If the parquet buildings file was having longitude and longitude the following step would not be required.
Meanwhile, note that the mechanism behind our ShapefileLoader will need to be repeated in the Parquet's one and others to allow for input files to not have longitude and latitude by default in, yet, via geometry coordinates should automatically be inferred. Mechanism is present already, simply needs to be scaled to more primitives.
tmp_nyc_buildings = gpd.read_parquet("./manhattan_buildings.parquet")
tmp_nyc_buildings.to_file("./manhattan_buildings.shp")
Component Instantiation: Loader¶
The loader component is defined to read the preprocessed building data from the shapefile. Make the primitive ready to be used throughout the pipeline later on.
loader = (
mapper.loader
.from_file("./manhattan_buildings.shp")
.build()
)
Component Instantiation: Urban Layer¶
The urban layer component uses the filtered road segments, mapping building coordinates to the nearest road. Make the primitive ready to be used throughout the pipeline later on.
urban_layer = (
mapper.urban_layer
.with_type("custom_urban_layer")
.from_file("./manhattan_roads.geojson")
.with_mapping(
longitude_column="temporary_longitude",
latitude_column="temporary_latitude",
output_column="nearest_road"
)
.build()
)
Component Instantiation: Imputer¶
The imputer fills in missing longitude and latitude values to ensure data integrity. Make the primitive ready to be used throughout the pipeline later on.
imputer = (
mapper.imputer
.with_type("SimpleGeoImputer")
.on_columns("temporary_longitude", "temporary_latitude")
.build()
)
Component Instantiation: Filter¶
The filter applies a bounding box to refine the dataset spatially, making sure no buildings from Brooklyn are being attached to a road around Manhattan. Make the primitive ready to be used throughout the pipeline later on.
filter_step = (
mapper.filter
.with_type("BoundingBoxFilter")
.build()
)
Component Instantiation: Enricher¶
The following enricher counts buildings per road segment, providing the key analytical output. Make the primitive ready to be used throughout the pipeline later on.
building_count = (
mapper.enricher
.with_data(group_by="nearest_road")
.count_by(output_column="building_count")
.build()
)
Component Instantiation: Visualiser¶
The visualiser sets up a basic static matplotlib figure. Make the primitive ready to be used throughout the pipeline later on.
visualiser = (
mapper.visual
.with_type("Static")
.build()
)
Pipeline Assembly¶
The pipeline combines all pre-instantiated components in a logical sequence for processing.

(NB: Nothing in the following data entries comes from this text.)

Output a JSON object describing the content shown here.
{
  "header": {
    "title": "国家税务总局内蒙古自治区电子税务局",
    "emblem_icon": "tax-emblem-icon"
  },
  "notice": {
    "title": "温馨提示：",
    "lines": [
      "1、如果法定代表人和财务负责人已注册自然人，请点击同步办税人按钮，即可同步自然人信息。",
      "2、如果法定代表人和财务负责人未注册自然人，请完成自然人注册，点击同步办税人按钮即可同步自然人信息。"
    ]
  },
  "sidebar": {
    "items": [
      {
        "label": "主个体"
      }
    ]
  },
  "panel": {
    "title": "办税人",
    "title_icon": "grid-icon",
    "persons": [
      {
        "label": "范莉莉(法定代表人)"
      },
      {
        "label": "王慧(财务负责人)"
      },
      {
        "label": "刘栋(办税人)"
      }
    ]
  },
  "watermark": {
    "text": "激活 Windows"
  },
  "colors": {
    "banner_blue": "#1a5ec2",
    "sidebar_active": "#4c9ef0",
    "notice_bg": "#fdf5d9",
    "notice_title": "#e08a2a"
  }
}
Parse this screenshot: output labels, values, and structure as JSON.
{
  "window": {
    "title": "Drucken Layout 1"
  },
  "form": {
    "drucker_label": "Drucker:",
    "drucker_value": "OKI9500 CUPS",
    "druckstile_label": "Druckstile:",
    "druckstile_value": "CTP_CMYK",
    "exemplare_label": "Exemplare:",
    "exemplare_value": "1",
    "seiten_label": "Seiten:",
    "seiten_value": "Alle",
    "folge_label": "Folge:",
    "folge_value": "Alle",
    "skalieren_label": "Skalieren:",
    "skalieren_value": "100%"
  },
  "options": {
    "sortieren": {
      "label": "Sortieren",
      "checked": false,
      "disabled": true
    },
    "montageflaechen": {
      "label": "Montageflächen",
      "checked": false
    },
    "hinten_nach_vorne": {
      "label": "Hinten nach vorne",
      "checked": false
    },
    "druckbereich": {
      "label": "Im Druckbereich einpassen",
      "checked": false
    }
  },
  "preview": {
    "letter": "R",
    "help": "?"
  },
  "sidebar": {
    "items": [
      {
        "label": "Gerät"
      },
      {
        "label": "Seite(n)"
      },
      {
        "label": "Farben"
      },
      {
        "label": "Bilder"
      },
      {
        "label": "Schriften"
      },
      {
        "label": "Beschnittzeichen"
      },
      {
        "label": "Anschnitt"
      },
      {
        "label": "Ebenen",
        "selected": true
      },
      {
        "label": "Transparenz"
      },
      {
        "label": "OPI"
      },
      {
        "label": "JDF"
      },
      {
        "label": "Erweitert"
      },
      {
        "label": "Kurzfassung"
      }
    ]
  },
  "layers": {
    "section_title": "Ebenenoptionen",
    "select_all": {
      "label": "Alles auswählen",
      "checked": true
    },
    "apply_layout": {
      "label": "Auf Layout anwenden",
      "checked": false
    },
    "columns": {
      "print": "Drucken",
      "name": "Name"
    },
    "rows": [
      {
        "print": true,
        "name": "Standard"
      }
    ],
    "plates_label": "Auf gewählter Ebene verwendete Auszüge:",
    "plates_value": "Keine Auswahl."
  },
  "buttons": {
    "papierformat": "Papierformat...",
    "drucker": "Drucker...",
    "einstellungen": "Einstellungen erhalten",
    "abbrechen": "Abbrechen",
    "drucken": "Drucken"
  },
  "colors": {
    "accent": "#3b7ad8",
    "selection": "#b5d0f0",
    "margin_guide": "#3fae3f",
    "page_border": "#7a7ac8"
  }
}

pipeline = UrbanPipeline([
("loader", loader),
("urban_layer", urban_layer),
("impute", imputer),
("filter", filter_step),
("enrich_building_count", building_count),
("visualiser", visualiser),
])
Pipeline Execution¶
This step runs the pipeline, transforming the data and generating the enriched layer. Note that there is a nice animation during the pipeline execution for you to follow-up with what's going on!
mapped_data, enriched_layer = pipeline.compose_transform()
Visualisation¶
The enriched layer is visualised, showing building counts along road segments statically.
fig = pipeline.visualise([
"building_count",
])
Export Results¶
Finally, the processed data is saved to a JupyterGIS file for future analysis in a collaborative-in-real-time manner.
pipeline.to_jgis(
filepath="new_york_city_overture_easy_pipeline.JGIS",
urban_layer_name="NYC Overture Roads & Buildings – Easy Pipeline"
)